Siempre que visito la casa de mis padres es inevitable acordarse de los años vividos. De la travesuras, de las peleas entre hermanos, las
fiestas, las reuniones o las conversaciones alrededor de la mesa; conversaciones simples, apasionadas, universales, de políticas, de aventureras, en fin. Sin embargo lo que más me acuerdo son los personajes que nos visitaban, cada uno tenía algo especial, algunas eran rutinarias, otras esporádicas y otras muy especiales.
Nuestro timbre hacia un sonido horrible, timbraba fuerte casi martillando las paredes, no imitaba a las campanas, ni a las aves, era un simple repiqueteo metálico de ineludible llamado. Los visitantes casi siempre se asustaban, por lo que su segundo llamado lo hacían con el tradicional toque de puerta (toc-toc).
A mi madre siempre la visitaba una señora, que cada vez que llegaba a la casa se sentaba y pedía un vaso con agua. Yo me imaginaba que venía caminando del desierto y, para no llegar muerta de sed a su casa, se proveía del líquido elemento como un beduino en cada visita que hacía.

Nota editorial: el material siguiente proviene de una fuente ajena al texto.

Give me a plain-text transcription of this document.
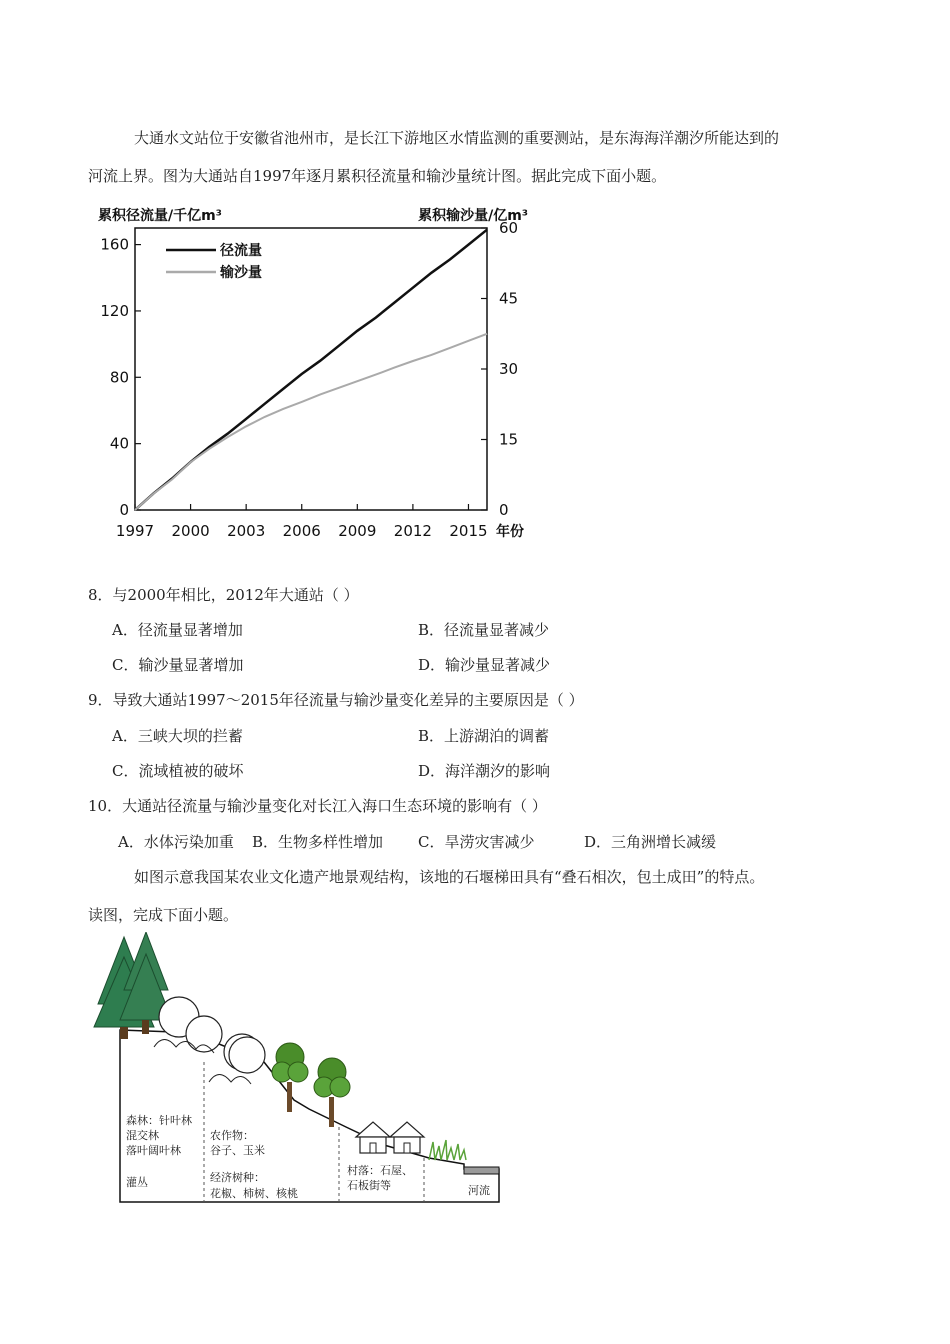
大通水文站位于安徽省池州市，是长江下游地区水情监测的重要测站，是东海海洋潮汐所能达到的
河流上界。图为大通站自1997年逐月累积径流量和输沙量统计图。据此完成下面小题。
累积径流量/千亿m³	累积输沙量/亿m³
0
40
80
120
160
0
15
30
45
60
1997 2000 2003 2006 2009 2012 2015
径流量
输沙量
年份
8．与2000年相比，2012年大通站（ ）
A．径流量显著增加	B．径流量显著减少
C．输沙量显著增加	D．输沙量显著减少
9．导致大通站1997～2015年径流量与输沙量变化差异的主要原因是（ ）
A．三峡大坝的拦蓄	B．上游湖泊的调蓄
C．流域植被的破坏	D．海洋潮汐的影响
10．大通站径流量与输沙量变化对长江入海口生态环境的影响有（ ）
A．水体污染加重 B．生物多样性增加 C．旱涝灾害减少	D．三角洲增长减缓
如图示意我国某农业文化遗产地景观结构，该地的石堰梯田具有“叠石相次，包土成田”的特点。
读图，完成下面小题。
森林：针叶林
混交林
落叶阔叶林
灌丛
农作物：
谷子、玉米
经济树种：
花椒、柿树、核桃
村落：石屋、
石板街等	河流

No fue por su deshidratación cotidiana lo que me llamaba la atención, sino que no podía dejar de mirarla. La señora era delgada de pelo lizo claro, de unos hermosos ojos verdes, labios delgados, sonrisa rápida, largas piernas, manos inexpresivas y su lengua gatillo de metralla, “las palabras más veloces del oeste”. Pero, lo que yo más miraba era su enorme nariz. Era grande, doblada como un acantilado, y cubría casi toda su cara, sin embargo lo más asombroso era que-según contó-jugando con unos granos de fríjol, se le metió uno a su protuberancia, al tocarse no sintió nada e imagino que ya lo había arrojado al taparse una fosa y forzar con el aire a que salga. Tiempo después la señora sintió una molestia en su nariz, y la obligación de hacerse ver por un doctor, fue impostergable. En el hospital la rutina fue rota cuando el otorrino (médico especialista) llamó a la enfermera, y esta a varios estudiantes que realizaban sus prácticas medicas con su profesor. Con una pinza larga fue extrayendo un extraño objeto situado en el seno etmoidal. Aunque el doctor quiso disimular su asombro, sus alumnos no lo hicieron y se escucho un tímido ¡ohh!, cuando todos miraron el objeto vieron un fríjol canario con raíces, brotando y en buen estado, lo pusieron en un algodón con gasa, lo posaron en la mesa y lo miraron como a un recién nacido. A la señora no le interesaba la explicación que el galeno hacia a los practicantes, ni su desabrochada blusa que dejaba ver parte de su seno, si no la vergüenza de haber parido por la nariz.